Bio-expert speaks at auction
2005-03-24
AN exponent of the global biodynamic wine revolution is the guest speaker at the 31st Nederburg Auction in Paarl on April 9 - the controversial Frenchman Nicolas Joly.
He is the owner of Clos de la Coulée de Serrant in Savennières in the Loire Valley and was instrumental in the formation of the biodynamic movement among 75 of the world’s top winegrowers at the 2003 Vinexpo in Bordeaux.
Joly, 58, is the author of “Wine from Sky to Earth: Growing and Appreciating Biodynamic Wines” in 1996, which is available in seven languages - nine by the end of the year with Russian and Greek being added.
His book comes down to a simple question: “Taste - does it come from the appellation, or does it come from technology? Does a wine have a sense of place?”
In an era when the consumer is increasingly looking for holistic and organic alternatives, from the consumer’s perspective, there are also benefits to biodynamic wines.
They are made without pesticides and chemicals, the vintners pay meticulous attention to detail in the vineyard and the growers really believe that a vineyard’s character should be expressed in the wine - to paraphrase Ray Isle, managing editor of Wine & Spirit magazine. “Herbicides destroy the microbial life of the soil. Without this, the vine cannot feed itself,” said Joly, who believes that vine diseases come from not respecting life forces. Armed with a commerce degree from a commercial school in Paris and an MBA from Columbia University, Joly was a merchant banker for Morgan Guarantee Bank in New York from 1972 to 1977.
The lure of the family’s vineyard proved too strong and in 1980 he started putting the biodynamic approach into practice, converting all his vineyards by 1984.
The original vineyards on the estate, seven hectares in extent, were planted by Cistercian monks, and Coulée de Serrant is one of only three single estate appellations in France today.
Joly is often listed among the most influential winegrowers of the world.
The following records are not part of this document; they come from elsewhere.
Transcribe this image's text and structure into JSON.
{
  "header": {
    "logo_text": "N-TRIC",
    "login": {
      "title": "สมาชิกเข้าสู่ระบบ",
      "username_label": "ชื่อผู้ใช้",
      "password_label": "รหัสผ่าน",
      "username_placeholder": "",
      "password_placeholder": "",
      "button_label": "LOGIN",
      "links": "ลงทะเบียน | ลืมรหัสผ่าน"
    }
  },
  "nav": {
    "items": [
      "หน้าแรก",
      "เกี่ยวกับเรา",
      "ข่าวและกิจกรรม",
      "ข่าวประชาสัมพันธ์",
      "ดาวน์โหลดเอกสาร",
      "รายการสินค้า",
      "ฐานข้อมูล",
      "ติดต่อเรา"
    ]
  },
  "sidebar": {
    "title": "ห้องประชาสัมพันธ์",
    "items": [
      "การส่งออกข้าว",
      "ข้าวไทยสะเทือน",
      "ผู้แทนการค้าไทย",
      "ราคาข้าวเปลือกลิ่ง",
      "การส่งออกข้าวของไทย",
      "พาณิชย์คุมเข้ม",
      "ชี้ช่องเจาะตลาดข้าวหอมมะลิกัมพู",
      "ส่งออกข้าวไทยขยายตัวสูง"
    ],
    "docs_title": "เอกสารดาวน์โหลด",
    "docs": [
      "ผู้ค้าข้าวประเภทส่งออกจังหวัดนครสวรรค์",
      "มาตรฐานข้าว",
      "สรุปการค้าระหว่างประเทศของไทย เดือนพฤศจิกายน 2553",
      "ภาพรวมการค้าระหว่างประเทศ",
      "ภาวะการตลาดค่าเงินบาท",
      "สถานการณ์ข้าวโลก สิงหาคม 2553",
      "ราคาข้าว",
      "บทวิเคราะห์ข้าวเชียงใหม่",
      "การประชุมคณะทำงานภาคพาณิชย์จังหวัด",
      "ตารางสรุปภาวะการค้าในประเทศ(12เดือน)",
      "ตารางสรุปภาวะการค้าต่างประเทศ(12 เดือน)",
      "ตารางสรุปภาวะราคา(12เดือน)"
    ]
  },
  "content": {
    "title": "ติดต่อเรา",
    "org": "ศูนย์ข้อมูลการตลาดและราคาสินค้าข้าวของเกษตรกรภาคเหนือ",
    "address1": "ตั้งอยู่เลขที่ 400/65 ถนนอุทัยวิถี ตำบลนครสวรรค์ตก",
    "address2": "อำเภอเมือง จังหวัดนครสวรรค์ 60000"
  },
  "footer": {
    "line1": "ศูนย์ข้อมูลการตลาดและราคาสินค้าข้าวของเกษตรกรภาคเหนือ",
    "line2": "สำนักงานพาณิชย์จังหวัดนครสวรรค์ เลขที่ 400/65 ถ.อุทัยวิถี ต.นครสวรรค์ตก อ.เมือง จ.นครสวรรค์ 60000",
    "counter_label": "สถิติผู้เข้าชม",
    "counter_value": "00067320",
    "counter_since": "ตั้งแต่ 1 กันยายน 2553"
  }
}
His wine, Le Clos de la Coulée de Serrant Chenin Blanc, was considered as one of the top five white wines by Curnonsky, the famous French gastronome, in the Guide Bettane Deseauve, the country’s leading wine guide.
During a blind tasting held by masters of wine and master sommeliers in Manhattan during 2004, biodynamic wines were assessed to have ‘more fine-tuned aromas and flavours’ than traditionally made wines, and found to have better expressions of terroir - the way in which a wine can represent its specific place of origin in its aroma, flavour, and texture.
Another interesting theory Joly espouses is that many wines are losing part of their capacity for ageing because of the use of genetically engineered, modified yeasts instead of natural aromatic yeasts.